鮭のバターホイル焼き、思い出の詰まったハンバーグ……。Fateスピンオフ、衛宮士郎の料理コミックが話題!

食・料理

2017/1/26

『衛宮さんちの今日のごはん』(TAa:著、只野まこと:料理監修、TYPE-MOON:原著/KADOKAWA)

 2015年よりサービスの開始された人気スマホゲーム「Fate/Grand Order」。その原点というべき作品「Fate/stay night」は2004年に発売され、13年が経とうとしている今でも、3度のアニメ化(今年も最新劇場版も予定)など、数多くのファンを抱える人気作品である。物語は駆け出しの魔術師・衛宮士郎と地方都市・冬木を舞台にサーヴァント・セイバーとともに聖杯戦争を戦い抜く伝奇バトルストーリーだ。

 そんな士郎の作る日常の食事を中心に切り取った『衛宮さんちの今日のごはん』(TAa:著、只野まこと:料理監修、TYPE-MOON:原著/KADOKAWA)が、可愛くて癒されると話題になっている。
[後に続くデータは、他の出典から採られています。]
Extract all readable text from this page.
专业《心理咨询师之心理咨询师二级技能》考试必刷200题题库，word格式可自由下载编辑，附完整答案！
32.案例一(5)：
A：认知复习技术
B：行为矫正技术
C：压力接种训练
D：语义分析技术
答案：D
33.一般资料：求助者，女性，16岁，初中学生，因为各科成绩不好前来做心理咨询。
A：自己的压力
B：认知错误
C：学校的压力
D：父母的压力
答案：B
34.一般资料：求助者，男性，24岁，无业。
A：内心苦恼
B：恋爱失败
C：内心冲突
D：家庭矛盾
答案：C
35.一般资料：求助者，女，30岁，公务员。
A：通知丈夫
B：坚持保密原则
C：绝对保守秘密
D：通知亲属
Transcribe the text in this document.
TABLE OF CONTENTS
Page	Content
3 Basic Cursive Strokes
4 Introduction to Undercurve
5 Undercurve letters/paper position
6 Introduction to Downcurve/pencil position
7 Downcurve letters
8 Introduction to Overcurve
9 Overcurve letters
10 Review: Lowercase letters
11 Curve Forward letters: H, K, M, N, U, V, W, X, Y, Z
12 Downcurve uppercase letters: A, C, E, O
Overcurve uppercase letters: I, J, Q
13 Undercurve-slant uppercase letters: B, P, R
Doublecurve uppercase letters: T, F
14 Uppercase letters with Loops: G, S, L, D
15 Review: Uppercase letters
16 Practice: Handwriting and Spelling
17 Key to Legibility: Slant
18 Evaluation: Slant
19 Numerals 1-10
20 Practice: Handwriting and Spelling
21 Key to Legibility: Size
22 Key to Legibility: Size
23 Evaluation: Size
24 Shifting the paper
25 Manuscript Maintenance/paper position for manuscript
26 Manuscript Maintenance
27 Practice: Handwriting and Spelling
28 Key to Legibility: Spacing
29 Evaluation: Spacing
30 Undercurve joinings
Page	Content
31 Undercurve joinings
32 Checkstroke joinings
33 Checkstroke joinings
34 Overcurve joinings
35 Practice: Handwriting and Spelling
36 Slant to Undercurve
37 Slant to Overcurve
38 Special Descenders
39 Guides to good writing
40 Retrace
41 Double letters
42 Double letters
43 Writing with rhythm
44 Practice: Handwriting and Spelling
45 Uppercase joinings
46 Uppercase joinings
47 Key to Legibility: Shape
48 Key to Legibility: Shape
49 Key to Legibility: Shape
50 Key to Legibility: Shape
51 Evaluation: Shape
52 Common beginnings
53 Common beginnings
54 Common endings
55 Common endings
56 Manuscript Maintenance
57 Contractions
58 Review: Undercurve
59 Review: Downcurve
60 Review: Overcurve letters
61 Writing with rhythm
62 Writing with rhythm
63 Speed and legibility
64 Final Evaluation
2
元々はKADOKAWAが運営する無料Webコミックサイト『ヤングエースUP』で連載されているWebコミックだが、2017年1月26日には単行本第1巻も発売された。

 そこで、セイバーを中心とするサーヴァントたちや、「Fate」の舞台となっている冬木市の住人たちが愛してやまない衛宮士郎のごはんを実際に作って食べてみた。

■第2話「鮭ときのこのバターホイル焼き」


 1つめは、漫画内では魚屋で働いているランサーのオススメ食材、鮭を活用した「鮭ときのこのバターホイル焼き」。スライスした人参と玉ねぎをアルミホイルに敷き、その上に下処理を済ませた鮭を乗せる。さらにしめじ、コンソメ、塩コショウ、バターを乗せ、ホイルでしっかりと包んでフライパンで蒸し焼きにしてパセリを乗せれば完成。

 アルミホイルを開いた瞬間にふわっと香るバターの香りが食欲をそそる。野菜のうまみとバター、鮭の味が見事に調和し、旨みがアップしている。わさび、醤油、マヨネーズを混ぜたものをつけても美味しい。ケルトの大英雄も納得の味。

■第6話「はじめてのハンバーグ」


 2つめは、幼い士郎がはじめてのハンバーグ作りにチャレンジする第6話の、「はじめてのハンバーグ」。ボウルに合いびき肉を入れてよく練り混ぜ、パン粉、卵、ナツメグ、コショウ、生の玉ねぎ、炒めた玉ねぎを加えてしっかりと混ぜる。あとは手の平に打ち付けながら形成して30分ほど冷蔵庫で寝かせ、フライパンで焼く。ソースは、肉を焼いたフライパンにウスターソース、ケチャップ、粒マスタード、酒、バター、コショウを入れて少し煮詰めたものをかける。付け合わせは、いんげん、プチトマト、粉ふき芋。

 ナツメグを入れ、丁寧に仕上げることで風味がアップしたハンバーグと、粒マスタードとバターの効いたソースは絶品。士郎の養父である衛宮切嗣、姉的存在である藤村大河とともに食べた思い出のこのハンバーグは、衛宮家の定番メニューのようだ。

■第7話「さらりと頂く冷やし茶漬け」


 最後は、プールで泳ぎ疲れて食欲のない遠坂凛のためにと作った昼食「さらりと頂く冷やし茶漬け」。焼いた鮭をほぐしたもの、きゅうり、みょうがや生姜、塩昆布、ごま味噌などさっぱりめの具材を冷ましたご飯に乗せ、昆布と鰹節でとった出汁に塩、醤油、みりんを加えて冷やしたものをかければ出来上がり。

 シンプルながら旨みがぎゅっと詰まっただし汁に、みょうが、生姜の爽やかさが加わり、さらさらと食べやすい。士郎の優しさを感じる一品。好みの具材を選んで乗せるという楽しさがあるのも嬉しい。

 士郎の作るどの料理も、食べる人への愛情や優しさが溢れていて、読んでいると温かい気持ちになる。ちょっとした手間や工夫がいたるところに散りばめられているので、漫画としてはもちろん、料理本としてもちゃんと役立つ。また、「Fate」本編はシリアスや戦闘の多い構成だが、この『衛宮さんちの今日のごはん』はキャラクターたちの素の部分をたくさん感じることができて、そこもファンとしては非常に嬉しい。本作品の連載は、まだまだ続いている。今後も、どんな料理が登場するのか楽しみだ。